It’s no accident that California is a solar energy leader. One big reason is a state incentive program that has turned about 10,000 rooftop solar installations 25 years ago into more than 1.2 million today.
Small arrays of panels on homes, businesses and other buildings now account for about 11% of the state’s electricity production capacity. Their proliferation is a cornerstone of the state’s efforts to combat climate change, phase out the burning of fossil fuels and get 100% of its electricity from renewable sources by 2045.
So it’s a bit of a head scratcher why Gov. Gavin Newsom’s administration is preparing to make it harder for Californians to go solar.
The state Public Utilities Commission is moving to scale back a key solar incentive program, called net energy metering, with a proposed decision expected as soon as this month. Sweeping changes being sought by utility companies and their allies would make going solar more expensive for regular people and undermine the nation’s largest, most robust rooftop market.
That would be a terrible mistake. Reaching California’s clean-energy goals and confronting climate change will require both large-scale solar farms and continued growth in rooftop solar. Getting more solar panels on homes and businesses, especially in combination with battery storage, will allow quicker retirements of gas-fired power plants that pollute the air and heat the planet. If state regulators change solar incentives too drastically, they risk slowing progress on renewable energy at a time when it needs to be accelerating.
But regulators seem poised to significantly dial back the program, perhaps by shrinking the amount of money power companies are required to credit solar customers for the excess electricity their panels generate and feed into the grid. They blame solar incentives for driving up electricity rates — which are among the nation’s highest — and say those costs are shouldered disproportionately by younger, lower-income households and renters.
It’s reasonable for commissioners to reconsider credits and incentives that drove the market in early days now that solar rooftop systems are more affordable, but they need to tread lightly and avoid undermining one of the nation’s most popular and successful renewable energy programs.

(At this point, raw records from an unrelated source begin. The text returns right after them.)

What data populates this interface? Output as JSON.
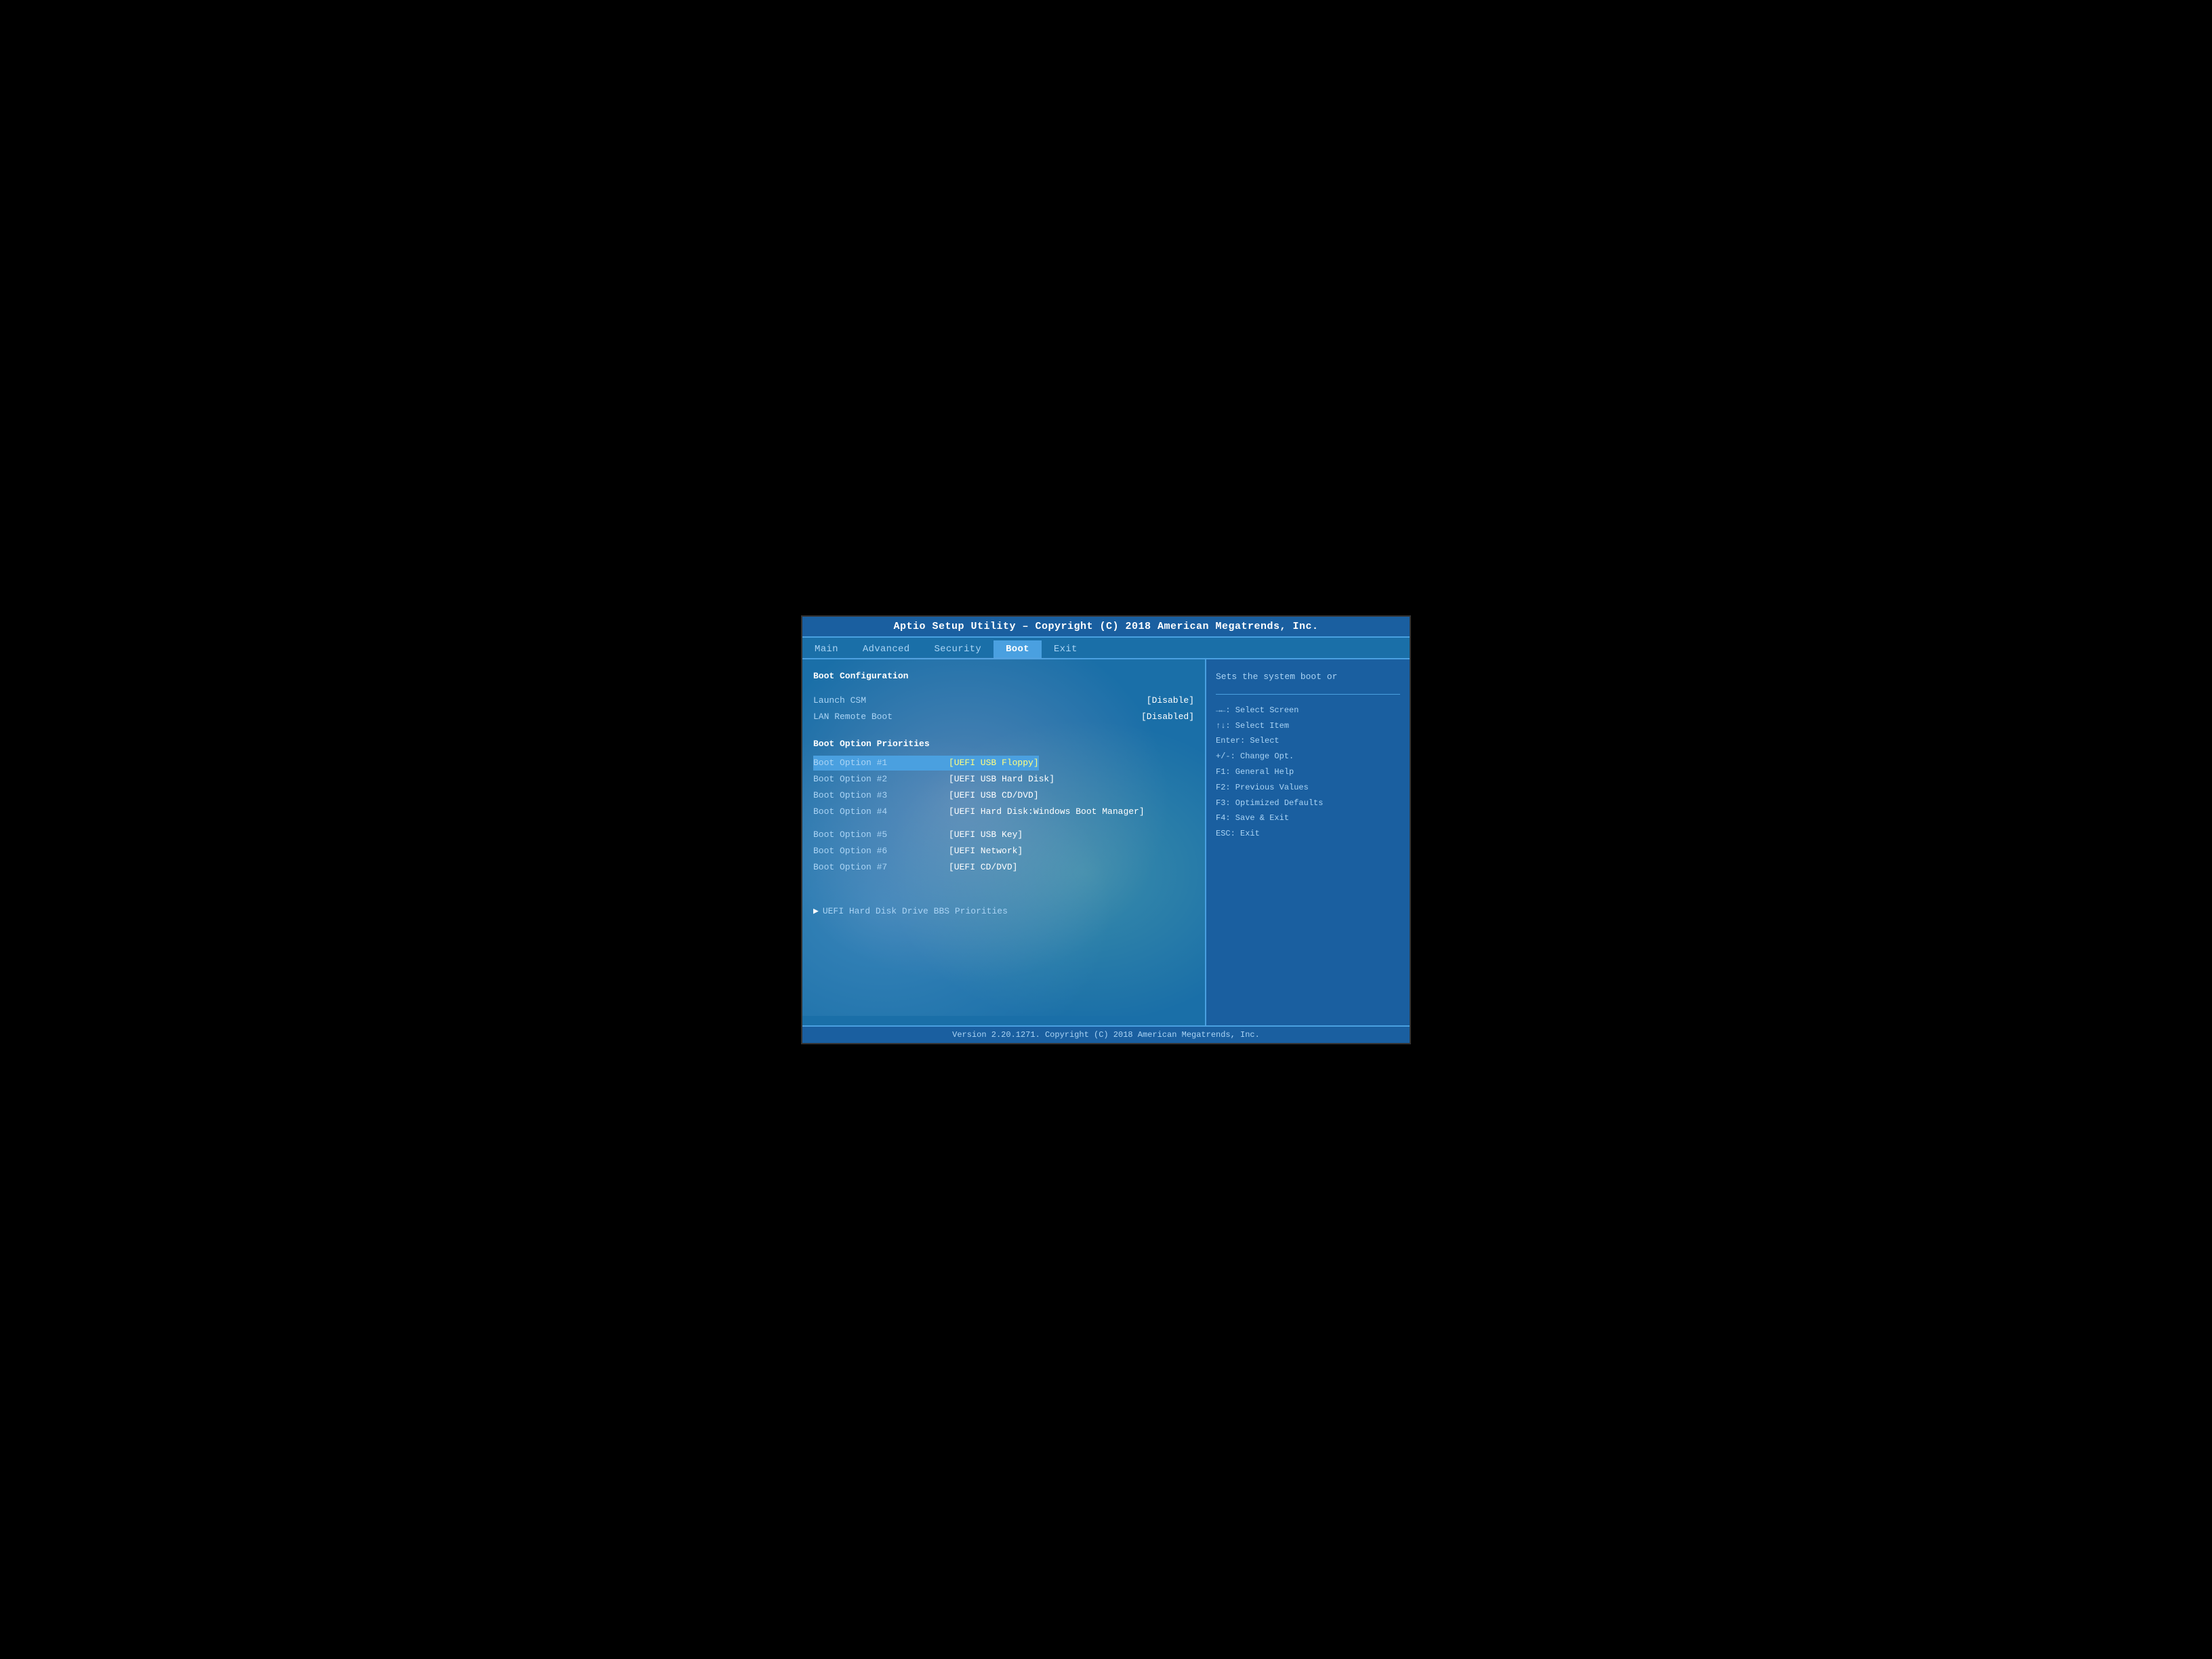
{
  "header": {
    "title": "Aptio Setup Utility – Copyright (C) 2018 American Megatrends, Inc."
  },
  "nav": {
    "items": [
      {
        "label": "Main",
        "active": false
      },
      {
        "label": "Advanced",
        "active": false
      },
      {
        "label": "Security",
        "active": false
      },
      {
        "label": "Boot",
        "active": true
      },
      {
        "label": "Exit",
        "active": false
      }
    ]
  },
  "left": {
    "section_title": "Boot Configuration",
    "launch_csm_label": "Launch CSM",
    "launch_csm_value": "[Disable]",
    "lan_remote_boot_label": "LAN Remote Boot",
    "lan_remote_boot_value": "[Disabled]",
    "boot_priorities_title": "Boot Option Priorities",
    "boot_options": [
      {
        "label": "Boot Option #1",
        "value": "[UEFI USB Floppy]",
        "highlighted": true
      },
      {
        "label": "Boot Option #2",
        "value": "[UEFI USB Hard Disk]"
      },
      {
        "label": "Boot Option #3",
        "value": "[UEFI USB CD/DVD]"
      },
      {
        "label": "Boot Option #4",
        "value": "[UEFI Hard Disk:Windows Boot Manager]"
      }
    ],
    "boot_options2": [
      {
        "label": "Boot Option #5",
        "value": "[UEFI USB Key]"
      },
      {
        "label": "Boot Option #6",
        "value": "[UEFI Network]"
      },
      {
        "label": "Boot Option #7",
        "value": "[UEFI CD/DVD]"
      }
    ],
    "bbs_label": "UEFI Hard Disk Drive BBS Priorities"
  },
  "right": {
    "help_top": "Sets the system boot or",
    "keys": [
      {
        "key": "→←:",
        "action": "Select Screen"
      },
      {
        "key": "↑↓:",
        "action": "Select Item"
      },
      {
        "key": "Enter:",
        "action": "Select"
      },
      {
        "key": "+/-:",
        "action": "Change Opt."
      },
      {
        "key": "F1:",
        "action": "General Help"
      },
      {
        "key": "F2:",
        "action": "Previous Values"
      },
      {
        "key": "F3:",
        "action": "Optimized Defaults"
      },
      {
        "key": "F4:",
        "action": "Save & Exit"
      },
      {
        "key": "ESC:",
        "action": "Exit"
      }
    ]
  },
  "footer": {
    "text": "Version 2.20.1271. Copyright (C) 2018 American Megatrends, Inc."
  }
}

They should not give in to the state’s three biggest power companies, Pacific Gas & Electric, Southern California Edison and San Diego Gas & Electric, whose proposals to reduce credits would roughly triple the time it would take for solar customers to make back their investments in rooftop panels, and would also charge them a fixed monthly fee that would further discourage new installations.
Ultimately, any slowdown in the growth of solar means losing ground in the fight against climate change. The stakes have become all too clear to Californians, who have in just the past few years experienced devastating wildfires, deadly heat waves, historic drought, horrible air quality and other rapidly worsening consequences of the continued burning of fossil fuels.
The battle over rooftop solar in California has become mired in the divisive and at times confusing politics of organized labor and racial and economic justice.
Investor-owned utility giants, with the support of the labor unions whose workers typically build large-scale solar farms, as well as ratepayer watchdogs and powerful Democratic politicians, claim big changes are needed to address fundamental inequities. They say the current subsidies benefit solar customers, who tend to be wealthier and whiter, at the expense of the poorer communities of color by shifting billions in costs — including the maintenance of transmission systems and projects to prevent power lines from igniting wildfires — to other ratepayers, including those who don’t have solar, can’t afford it or rent their homes.
On the other side are solar installation companies, whose workers are typically nonunion, and environmental activists who distrust the monopoly utility companies and want the solar revolution to be decentralized. They dismiss arguments about an unfair shifting of costs and accuse utility giants of trying to restrict the growth of rooftop solar because it’s a threat to their business model.
It’s true that utilities, due to economies of scale, can produce electricity more cheaply by building massive solar farms than by paying customers for their rooftop power generation. But solar farms, often located in sensitive desert habitats, have environmental impacts that rooftop arrays on existing buildings do not. Rooftop systems, which currently cost about $17,000 on average after federal tax credits, remain out of reach for many Californians, even with current subsidies. Increasing the payback time on that investment from about five years to more than 15 years, as utility companies want, would make going solar pencil out for even fewer families and businesses.
Any changes that affect only future adopters, and not existing customers, could also cement the inequity of solar ownership by grandfathering in those who will continue to enjoy decades of low electricity bills regardless of what the commission decides.
Solar panels keep getting less expensive and there are encouraging signs that more low-income people are getting into the market. Only about 12% of solar adopters in California have incomes below $50,000 a year, but that percentage has been moving upward in recent years. This is no time to slam the brakes.
Whatever state regulators decide, California must find a way to target rooftop solar investments in low-income communities of color that are hardest hit by pollution, extreme heat and other climate impacts but have so often been left out of the benefits of clean energy.
Officials should include strong provisions to prioritize disadvantaged communities for solar installations, be it through upfront rebates or more generous credits. California’s transition to carbon-free electricity should not perpetuate inequality, but ensure everyone reaps the fruits of a more sustainable future.